# MNIST DATASET

This note book will explain what the mnist dataset is and how to read the data into memory so it can be used to train a nural network.


## Table of Contents
1. [What is the Mnist Dataset](#WhatIs)
2. [Imports](#Imports)
3. [Reading bytes from file](#reading)
4. [Little and Big Endian](#endian)
5. [Displaying the Image](#image)
6. [Displaying the Labels](#label)
7. [Conclusion](#conclusion)


## What is the Mnist Dataset <a name="WhatIs"></a>

The MNIST dataset is a very large database of handwritten digits that is commonly used for training various image processing systems. The dataset is also widely used in the field of machine learning. 

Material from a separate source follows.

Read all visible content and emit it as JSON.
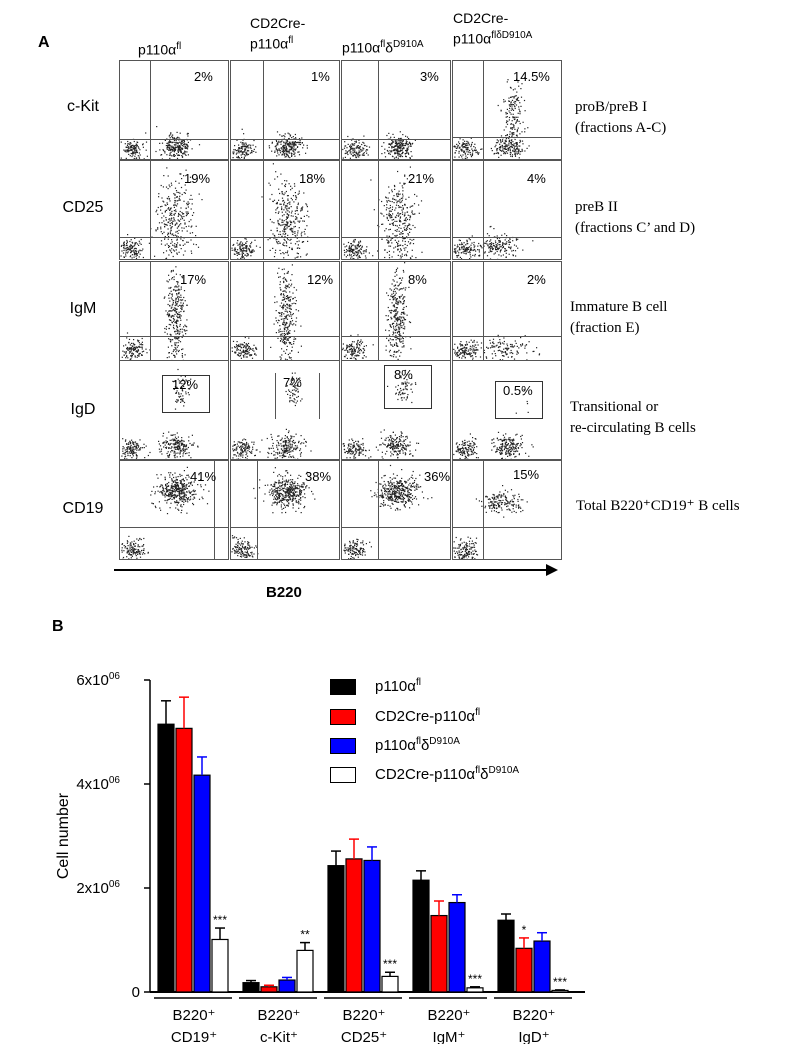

This dataset itself is presented in four files.
The first file contains 60,000 training images.
The second file contains 60,000 labels for the training images.
The Third file contains 10,000 test images.
The fourth file contians 10,000 labels for the test images.

The files can be located and downloaded from the MNIST website in gzip form. The images are not in any standard image rendering format, therefore we must write our own program to be able to read the images and save them in the .png format.

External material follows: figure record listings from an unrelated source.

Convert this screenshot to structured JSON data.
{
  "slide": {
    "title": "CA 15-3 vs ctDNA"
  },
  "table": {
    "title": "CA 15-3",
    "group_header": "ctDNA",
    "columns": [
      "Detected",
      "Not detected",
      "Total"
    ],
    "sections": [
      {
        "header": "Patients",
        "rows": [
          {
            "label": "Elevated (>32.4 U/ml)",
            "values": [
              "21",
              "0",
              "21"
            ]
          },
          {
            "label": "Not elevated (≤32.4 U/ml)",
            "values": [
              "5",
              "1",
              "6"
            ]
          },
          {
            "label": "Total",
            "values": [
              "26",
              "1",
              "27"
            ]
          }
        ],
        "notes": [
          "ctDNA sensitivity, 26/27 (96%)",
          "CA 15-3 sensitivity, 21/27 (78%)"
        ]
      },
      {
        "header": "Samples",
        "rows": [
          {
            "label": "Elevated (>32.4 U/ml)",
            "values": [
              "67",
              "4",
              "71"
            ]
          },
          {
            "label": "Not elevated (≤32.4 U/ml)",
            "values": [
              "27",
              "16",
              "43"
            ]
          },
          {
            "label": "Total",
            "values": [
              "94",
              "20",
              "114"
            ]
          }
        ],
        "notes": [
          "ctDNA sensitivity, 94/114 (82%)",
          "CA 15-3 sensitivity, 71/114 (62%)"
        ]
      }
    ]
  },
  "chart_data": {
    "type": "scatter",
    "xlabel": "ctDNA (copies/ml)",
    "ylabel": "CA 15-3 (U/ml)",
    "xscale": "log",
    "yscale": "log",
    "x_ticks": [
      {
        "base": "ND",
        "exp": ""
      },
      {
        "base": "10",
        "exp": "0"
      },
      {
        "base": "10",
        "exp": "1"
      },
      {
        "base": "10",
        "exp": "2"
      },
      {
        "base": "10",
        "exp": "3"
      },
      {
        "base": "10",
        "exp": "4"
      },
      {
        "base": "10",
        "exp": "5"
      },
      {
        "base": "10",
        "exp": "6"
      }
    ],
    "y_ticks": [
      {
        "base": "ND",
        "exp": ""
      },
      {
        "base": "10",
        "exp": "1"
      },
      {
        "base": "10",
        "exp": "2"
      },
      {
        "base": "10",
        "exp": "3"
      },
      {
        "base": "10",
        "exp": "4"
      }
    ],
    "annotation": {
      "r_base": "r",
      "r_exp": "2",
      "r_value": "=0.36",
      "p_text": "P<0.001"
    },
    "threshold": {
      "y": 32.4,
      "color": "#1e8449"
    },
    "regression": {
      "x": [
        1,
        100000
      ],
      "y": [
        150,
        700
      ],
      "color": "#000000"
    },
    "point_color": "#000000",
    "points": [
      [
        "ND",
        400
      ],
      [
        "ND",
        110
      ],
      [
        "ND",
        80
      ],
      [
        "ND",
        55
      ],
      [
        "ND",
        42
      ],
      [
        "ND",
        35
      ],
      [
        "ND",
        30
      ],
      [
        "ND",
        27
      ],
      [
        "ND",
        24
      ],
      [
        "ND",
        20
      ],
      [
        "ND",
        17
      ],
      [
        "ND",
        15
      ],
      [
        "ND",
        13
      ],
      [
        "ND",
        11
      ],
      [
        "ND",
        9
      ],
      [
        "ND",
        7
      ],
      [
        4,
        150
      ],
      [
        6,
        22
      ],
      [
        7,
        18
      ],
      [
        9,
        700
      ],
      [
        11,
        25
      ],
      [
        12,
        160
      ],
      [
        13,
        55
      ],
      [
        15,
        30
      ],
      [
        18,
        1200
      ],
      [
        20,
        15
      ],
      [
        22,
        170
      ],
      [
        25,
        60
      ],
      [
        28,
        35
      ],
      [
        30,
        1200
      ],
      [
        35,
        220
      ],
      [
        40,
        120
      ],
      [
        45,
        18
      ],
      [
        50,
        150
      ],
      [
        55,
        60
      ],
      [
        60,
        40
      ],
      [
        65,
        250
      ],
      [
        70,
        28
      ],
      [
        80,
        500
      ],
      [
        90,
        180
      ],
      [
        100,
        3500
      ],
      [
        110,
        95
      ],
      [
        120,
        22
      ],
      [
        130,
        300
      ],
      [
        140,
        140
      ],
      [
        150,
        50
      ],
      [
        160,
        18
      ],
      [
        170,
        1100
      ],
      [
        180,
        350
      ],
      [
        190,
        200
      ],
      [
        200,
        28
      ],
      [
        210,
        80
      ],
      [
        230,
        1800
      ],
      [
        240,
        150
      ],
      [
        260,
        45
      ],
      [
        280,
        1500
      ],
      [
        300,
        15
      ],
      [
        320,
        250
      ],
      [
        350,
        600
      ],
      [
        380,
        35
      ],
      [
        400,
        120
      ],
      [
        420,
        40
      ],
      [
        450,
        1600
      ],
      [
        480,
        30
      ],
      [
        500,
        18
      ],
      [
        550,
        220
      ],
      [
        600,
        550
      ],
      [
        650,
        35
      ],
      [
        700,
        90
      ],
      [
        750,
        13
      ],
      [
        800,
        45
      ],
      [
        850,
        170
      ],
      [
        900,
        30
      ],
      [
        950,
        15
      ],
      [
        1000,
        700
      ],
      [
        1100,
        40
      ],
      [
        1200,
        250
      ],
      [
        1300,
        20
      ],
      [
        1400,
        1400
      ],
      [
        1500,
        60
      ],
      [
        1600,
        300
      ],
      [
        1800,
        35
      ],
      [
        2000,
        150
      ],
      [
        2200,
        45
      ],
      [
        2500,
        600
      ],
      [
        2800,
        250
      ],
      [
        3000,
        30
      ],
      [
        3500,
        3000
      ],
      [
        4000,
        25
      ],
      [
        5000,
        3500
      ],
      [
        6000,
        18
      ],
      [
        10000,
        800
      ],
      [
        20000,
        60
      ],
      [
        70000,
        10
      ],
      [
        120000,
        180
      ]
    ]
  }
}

## Imports <a name="Imports"></a>

In [1]:
import gzip
import numpy as np
import matplotlib.pyplot as plt

ImportError: cannot import name '_path'

## Reading Bytes From Files <a name="reading"></a>

In [None]:
with gzip.open('data/train-images-idx3-ubyte.gz', 'rb') as f:
    file_content = f.read()

## Little and Big Endian <a name="endian"></a>


The bytes can be read differently depending on which cpu you are using.

Big endian treats the farthest binary value to the left as the most significant value.

Little endian treats the farthest binary value to the right as the most significant value.

 First, we get the first four bytes as a slice

In [None]:
l = file_content[0:4]

We now get the data type

In [None]:
type(l)

Print the magic number. This value should be 2051 if the data has been read correctly.

In [None]:
int.from_bytes(file_content[0:4], byteorder='big')

The next reserved four bytes are the amount of images the file contains.

In [None]:
file_content[4:8]

int.from_bytes(file_content[4:8], byteorder='big')

We can see there is 60000 images in the above example.

The next eight bytes contain the dimensions of each image.

In [None]:
file_content[8:12]
int.from_bytes(file_content[8:12], byteorder='big')

In [None]:
int.from_bytes(file_content[12:16], byteorder='big')

We can see they are 28 x 28 pixels.

After this we are reading pixel values as unsigned bytes and as the the dimensions of each image are 28 x 28 for every 784 bytes we should get a new image.
Each unsigned byte is between 0 and 255, 0 being a value of white and 255 black.
The pixel values between zero and 255 are darker shades of grey acending.

## DIsplaying the image <a name="image"></a>

To display the image we have to create an array of the next 784 bytes in the file and set it to a 2D array of unsigned bytes using reshape.

We use matplotlib to render the image in greyscale

In [None]:
image = ~np.array(list(file_content[16:800])).reshape(28,28).astype(np.uint8)

plt.imshow(image, cmap='gray')

Let's show the second image in the file now.

In [None]:
image = ~np.array(list(file_content[800:1584])).reshape(28,28).astype(np.uint8)

plt.imshow(image, cmap='gray')

## Displaying the Labels <a name="label"></a>

To display the image labels we do the same as above but we are only getting a single integer value back.

The files first 8 bytes are reserved for the magic number and amount of labels contained within the file.

After the first eight bytes each subsequent byte holds the label for the image.

In [None]:
with gzip.open('data/train-labels-idx1-ubyte.gz', 'rb') as f:
    labels = f.read()

Below we get the first and second labels from the file. If these match the numbers displayed above we can see the files read in correctly.

In [None]:
int.from_bytes(labels [8:9], byteorder='big')

In [None]:
int.from_bytes(labels [9:10], byteorder='big')

## Conclusion <a name="conclusion"></a>

In this notebook I have explained what the Mnist dataset is and how you read the gzipped files into memory so that the images and labels may be used to train a nural network.